Munchau writes the EU can only politically agree withdrawal agreements that keep the UK aligned as closely as possible with the EU. France fears that the UK might seek a competitive advantage after Brexit. The conclusion is that the EU will always extend the Brexit deadline but, as Munchau says, that strategy is short-sighted and ultimately self-defeating.
In particular, it critically misjudges UK politics. Opinion polls continue to show a widening lead of the Tories over the opposition parties. An Opinium poll in the Observer also showed that Labour has regained its lead over the LibDems. What we think is widely underestimated in Brussels is that the current alignment in UK politics strongly favours a no-deal Brexit. The chaos in British politics is benefiting Johnson more than it benefits opposition leaders. With every court battle, we expect Johnson to consolidate his political position.

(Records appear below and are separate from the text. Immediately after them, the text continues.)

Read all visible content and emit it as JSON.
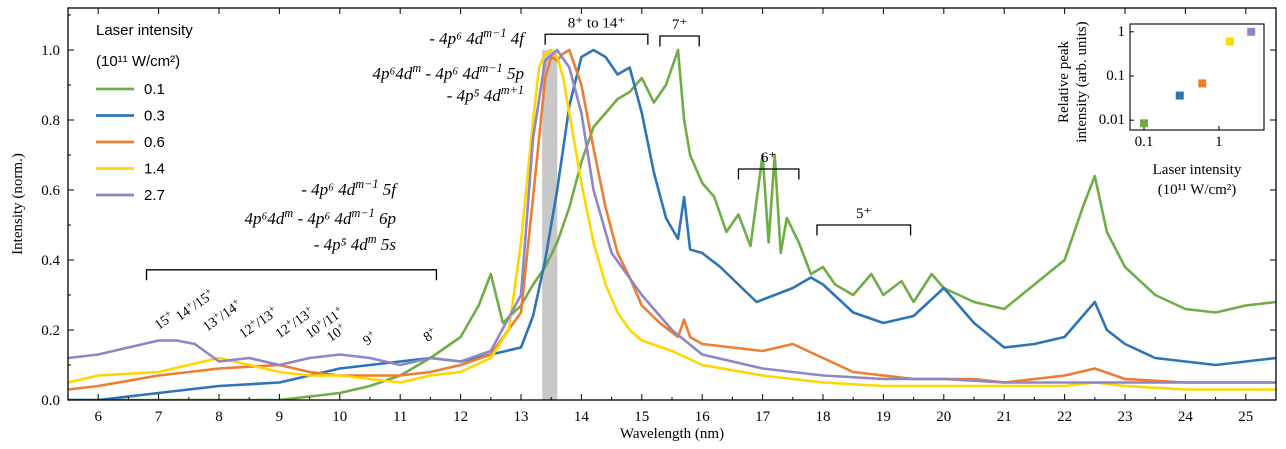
{
  "chart_data": [
    {
      "type": "line",
      "xlabel": "Wavelength (nm)",
      "ylabel": "Intensity (norm.)",
      "xlim": [
        5.5,
        25.5
      ],
      "ylim": [
        0.0,
        1.12
      ],
      "x_ticks": [
        6,
        7,
        8,
        9,
        10,
        11,
        12,
        13,
        14,
        15,
        16,
        17,
        18,
        19,
        20,
        21,
        22,
        23,
        24,
        25
      ],
      "y_ticks": [
        0.0,
        0.2,
        0.4,
        0.6,
        0.8,
        1.0
      ],
      "grid": false,
      "legend": {
        "placement": "top-left",
        "title_line1": "Laser intensity",
        "title_line2": "(10¹¹ W/cm²)"
      },
      "series": [
        {
          "name": "0.1",
          "color": "#70ad47",
          "x": [
            5.5,
            6,
            7,
            8,
            9,
            9.5,
            10,
            10.5,
            11,
            11.5,
            12,
            12.3,
            12.5,
            12.7,
            13,
            13.2,
            13.4,
            13.6,
            13.8,
            14,
            14.2,
            14.4,
            14.6,
            14.8,
            15,
            15.2,
            15.4,
            15.6,
            15.7,
            15.8,
            16,
            16.2,
            16.4,
            16.6,
            16.8,
            17,
            17.1,
            17.2,
            17.3,
            17.4,
            17.6,
            17.8,
            18,
            18.2,
            18.5,
            18.8,
            19,
            19.3,
            19.5,
            19.8,
            20,
            20.5,
            21,
            21.5,
            22,
            22.3,
            22.5,
            22.7,
            23,
            23.5,
            24,
            24.5,
            25,
            25.5
          ],
          "y": [
            0.0,
            0.0,
            0.0,
            0.0,
            0.0,
            0.01,
            0.02,
            0.04,
            0.07,
            0.12,
            0.18,
            0.27,
            0.36,
            0.22,
            0.27,
            0.33,
            0.38,
            0.45,
            0.55,
            0.68,
            0.78,
            0.82,
            0.86,
            0.88,
            0.92,
            0.85,
            0.9,
            1.0,
            0.8,
            0.7,
            0.62,
            0.58,
            0.48,
            0.53,
            0.44,
            0.7,
            0.45,
            0.7,
            0.42,
            0.52,
            0.45,
            0.36,
            0.38,
            0.33,
            0.3,
            0.36,
            0.3,
            0.34,
            0.28,
            0.36,
            0.32,
            0.28,
            0.26,
            0.33,
            0.4,
            0.55,
            0.64,
            0.48,
            0.38,
            0.3,
            0.26,
            0.25,
            0.27,
            0.28
          ]
        },
        {
          "name": "0.3",
          "color": "#2e75b6",
          "x": [
            5.5,
            6,
            7,
            8,
            9,
            9.5,
            10,
            10.5,
            11,
            11.5,
            12,
            12.5,
            13,
            13.2,
            13.4,
            13.6,
            13.8,
            14,
            14.2,
            14.4,
            14.6,
            14.8,
            15,
            15.2,
            15.4,
            15.6,
            15.7,
            15.8,
            16,
            16.3,
            16.6,
            16.9,
            17.2,
            17.5,
            17.8,
            18,
            18.5,
            19,
            19.5,
            20,
            20.5,
            21,
            21.5,
            22,
            22.3,
            22.5,
            22.7,
            23,
            23.5,
            24,
            24.5,
            25,
            25.5
          ],
          "y": [
            0.0,
            0.0,
            0.02,
            0.04,
            0.05,
            0.07,
            0.09,
            0.1,
            0.11,
            0.12,
            0.11,
            0.13,
            0.15,
            0.24,
            0.4,
            0.6,
            0.84,
            0.98,
            1.0,
            0.98,
            0.93,
            0.95,
            0.82,
            0.65,
            0.52,
            0.46,
            0.58,
            0.43,
            0.42,
            0.38,
            0.33,
            0.28,
            0.3,
            0.32,
            0.35,
            0.33,
            0.25,
            0.22,
            0.24,
            0.32,
            0.22,
            0.15,
            0.16,
            0.18,
            0.24,
            0.28,
            0.2,
            0.16,
            0.12,
            0.11,
            0.1,
            0.11,
            0.12
          ]
        },
        {
          "name": "0.6",
          "color": "#ed7d31",
          "x": [
            5.5,
            6,
            7,
            8,
            9,
            9.5,
            10,
            10.5,
            11,
            11.5,
            12,
            12.5,
            13,
            13.2,
            13.4,
            13.5,
            13.6,
            13.7,
            13.8,
            14,
            14.2,
            14.4,
            14.6,
            14.8,
            15,
            15.3,
            15.6,
            15.7,
            15.8,
            16,
            16.5,
            17,
            17.5,
            18,
            18.5,
            19,
            19.5,
            20,
            20.5,
            21,
            22,
            22.5,
            23,
            24,
            25,
            25.5
          ],
          "y": [
            0.03,
            0.04,
            0.07,
            0.09,
            0.1,
            0.08,
            0.07,
            0.07,
            0.07,
            0.08,
            0.1,
            0.13,
            0.25,
            0.58,
            0.92,
            0.98,
            0.97,
            0.99,
            1.0,
            0.9,
            0.72,
            0.55,
            0.42,
            0.35,
            0.27,
            0.22,
            0.18,
            0.23,
            0.18,
            0.16,
            0.15,
            0.14,
            0.16,
            0.12,
            0.08,
            0.07,
            0.06,
            0.06,
            0.06,
            0.05,
            0.07,
            0.09,
            0.06,
            0.05,
            0.05,
            0.05
          ]
        },
        {
          "name": "1.4",
          "color": "#ffd700",
          "x": [
            5.5,
            6,
            7,
            7.5,
            8,
            9,
            9.5,
            10,
            10.5,
            11,
            11.5,
            12,
            12.5,
            12.8,
            13,
            13.2,
            13.3,
            13.4,
            13.5,
            13.6,
            13.7,
            13.8,
            14,
            14.2,
            14.4,
            14.6,
            14.8,
            15,
            15.5,
            16,
            17,
            18,
            19,
            20,
            21,
            22,
            22.5,
            23,
            24,
            25,
            25.5
          ],
          "y": [
            0.05,
            0.07,
            0.08,
            0.1,
            0.12,
            0.08,
            0.07,
            0.07,
            0.06,
            0.05,
            0.07,
            0.08,
            0.12,
            0.2,
            0.45,
            0.8,
            0.95,
            0.99,
            1.0,
            0.98,
            0.92,
            0.82,
            0.62,
            0.45,
            0.33,
            0.25,
            0.2,
            0.17,
            0.14,
            0.1,
            0.07,
            0.05,
            0.04,
            0.04,
            0.04,
            0.04,
            0.05,
            0.04,
            0.03,
            0.03,
            0.03
          ]
        },
        {
          "name": "2.7",
          "color": "#8e86c5",
          "x": [
            5.5,
            6,
            6.5,
            7,
            7.3,
            7.6,
            8,
            8.5,
            9,
            9.5,
            10,
            10.5,
            11,
            11.5,
            12,
            12.5,
            13,
            13.2,
            13.4,
            13.6,
            13.8,
            14,
            14.2,
            14.5,
            15,
            15.5,
            16,
            17,
            18,
            19,
            20,
            21,
            22,
            23,
            24,
            25,
            25.5
          ],
          "y": [
            0.12,
            0.13,
            0.15,
            0.17,
            0.17,
            0.16,
            0.11,
            0.12,
            0.1,
            0.12,
            0.13,
            0.12,
            0.1,
            0.12,
            0.11,
            0.14,
            0.3,
            0.75,
            0.97,
            1.0,
            0.95,
            0.82,
            0.6,
            0.42,
            0.3,
            0.2,
            0.13,
            0.09,
            0.07,
            0.06,
            0.06,
            0.05,
            0.05,
            0.05,
            0.05,
            0.05,
            0.05
          ]
        }
      ],
      "highlight_band": {
        "x_range": [
          13.35,
          13.6
        ],
        "color": "#c8c8c8"
      },
      "annotations": {
        "bracket_left": {
          "x_range": [
            6.8,
            11.6
          ],
          "y": 0.372,
          "drop": 0.03,
          "label_lines": [
            "- 4p⁶ 4d^{m−1} 5f",
            "4p⁶4d^m - 4p⁶ 4d^{m−1} 6p",
            "- 4p⁵ 4d^m  5s"
          ]
        },
        "bracket_top": {
          "x_range": [
            13.4,
            15.1
          ],
          "y": 1.045,
          "drop": 0.03,
          "label": "8⁺ to 14⁺",
          "label_lines": [
            "- 4p⁶ 4d^{m−1} 4f",
            "4p⁶4d^m - 4p⁶ 4d^{m−1} 5p",
            "- 4p⁵ 4d^{m+1}"
          ]
        },
        "bracket_7": {
          "x_range": [
            15.3,
            15.95
          ],
          "y": 1.04,
          "drop": 0.03,
          "label": "7⁺"
        },
        "bracket_6": {
          "x_range": [
            16.6,
            17.6
          ],
          "y": 0.66,
          "drop": 0.03,
          "label": "6⁺"
        },
        "bracket_5": {
          "x_range": [
            17.9,
            19.45
          ],
          "y": 0.5,
          "drop": 0.03,
          "label": "5⁺"
        },
        "charge_state_labels": [
          {
            "label": "15⁺",
            "x": 7.0,
            "y": 0.2
          },
          {
            "label": "14⁺/15⁺",
            "x": 7.35,
            "y": 0.225
          },
          {
            "label": "13⁺/14⁺",
            "x": 7.8,
            "y": 0.195
          },
          {
            "label": "12⁺/13⁺",
            "x": 8.4,
            "y": 0.175
          },
          {
            "label": "12⁺/13⁺",
            "x": 9.0,
            "y": 0.175
          },
          {
            "label": "10⁺/11⁺",
            "x": 9.5,
            "y": 0.175
          },
          {
            "label": "10⁺",
            "x": 9.85,
            "y": 0.165
          },
          {
            "label": "9⁺",
            "x": 10.45,
            "y": 0.155
          },
          {
            "label": "8⁺",
            "x": 11.45,
            "y": 0.165
          }
        ]
      }
    },
    {
      "type": "scatter",
      "xlabel_line1": "Laser intensity",
      "xlabel_line2": "(10¹¹ W/cm²)",
      "ylabel_line1": "Relative peak",
      "ylabel_line2": "intensity (arb. units)",
      "x_scale": "log",
      "y_scale": "log",
      "xlim": [
        0.065,
        4.0
      ],
      "ylim": [
        0.006,
        1.5
      ],
      "x_ticks": [
        0.1,
        1
      ],
      "x_tick_labels": [
        "0.1",
        "1"
      ],
      "y_ticks": [
        0.01,
        0.1,
        1
      ],
      "y_tick_labels": [
        "0.01",
        "0.1",
        "1"
      ],
      "points": [
        {
          "x": 0.1,
          "y": 0.0085,
          "color": "#70ad47"
        },
        {
          "x": 0.3,
          "y": 0.036,
          "color": "#2e75b6"
        },
        {
          "x": 0.6,
          "y": 0.068,
          "color": "#ed7d31"
        },
        {
          "x": 1.4,
          "y": 0.6,
          "color": "#ffd700"
        },
        {
          "x": 2.7,
          "y": 1.0,
          "color": "#8e86c5"
        }
      ]
    }
  ]
}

Consolidating Political Opinion
Something happened today in the UK parliament that show the extent of political power consolidation. A Tweet chain has the results.
21 Expelled Tories Will Not Let MPs Seize Control
The rebel ex-Tories will not go along with an Parliament takeover
Jo Swinson and the Liberal Democrats have repeatedly rule against a caretaker government led by Jeremy Corbyn
Jeremy Corbyn refuses to support any caretaker government unless led by him
There is now actually Parliament support for the deal proposed by Johnson
Note the irony of point 4.
Theresa May and the EU had a deal that Parliament would not accept. Now Johnson and Parliament has a deal that the EU will not accept.
The DUP, rebel Tories, hardline Tories, and even some Labour MPs are all willing to go along with an Irish Sea solution.
As noted in Brexit Irony: EU Rejects Its Own Proposal the EU proposed a border in the Irish Sea and Theresa May rejected that offer because DUP would not go along.
Theresa May instead accepted the worst possible deal for the UK.
Miscalculation or On Purpose?
France may very well want the UK out on a hard deal for reasons we don’t fully understand. That said, Germany does get hit harder than France in a No Deal setup.
Possibly it’s just a large last-minute bluff.
But perhaps Eurointelligence has this right. The EU has seriously misjudged UK politics.
And that’s another irony in this mess. It was the UK who for the longest time misjudged the EU.
The final irony is that by attempting to take “No Deal” off the table, Remainers just may have sealed the fate.
Even the expelled Tories have had enough.
Two Lies Exposed
It’s now clear that taking No Deal off the table was a gigantic lie from the start.
Labour, SNP, and some of the expelled Tories did not want to block “No Deal”, they want to remain.
If Ireland will not go along with Johnson’s offer, then it never would go along with anything. This exposes the Backstop for what it really is: A lie to keep the UK in perpetual limbo forever.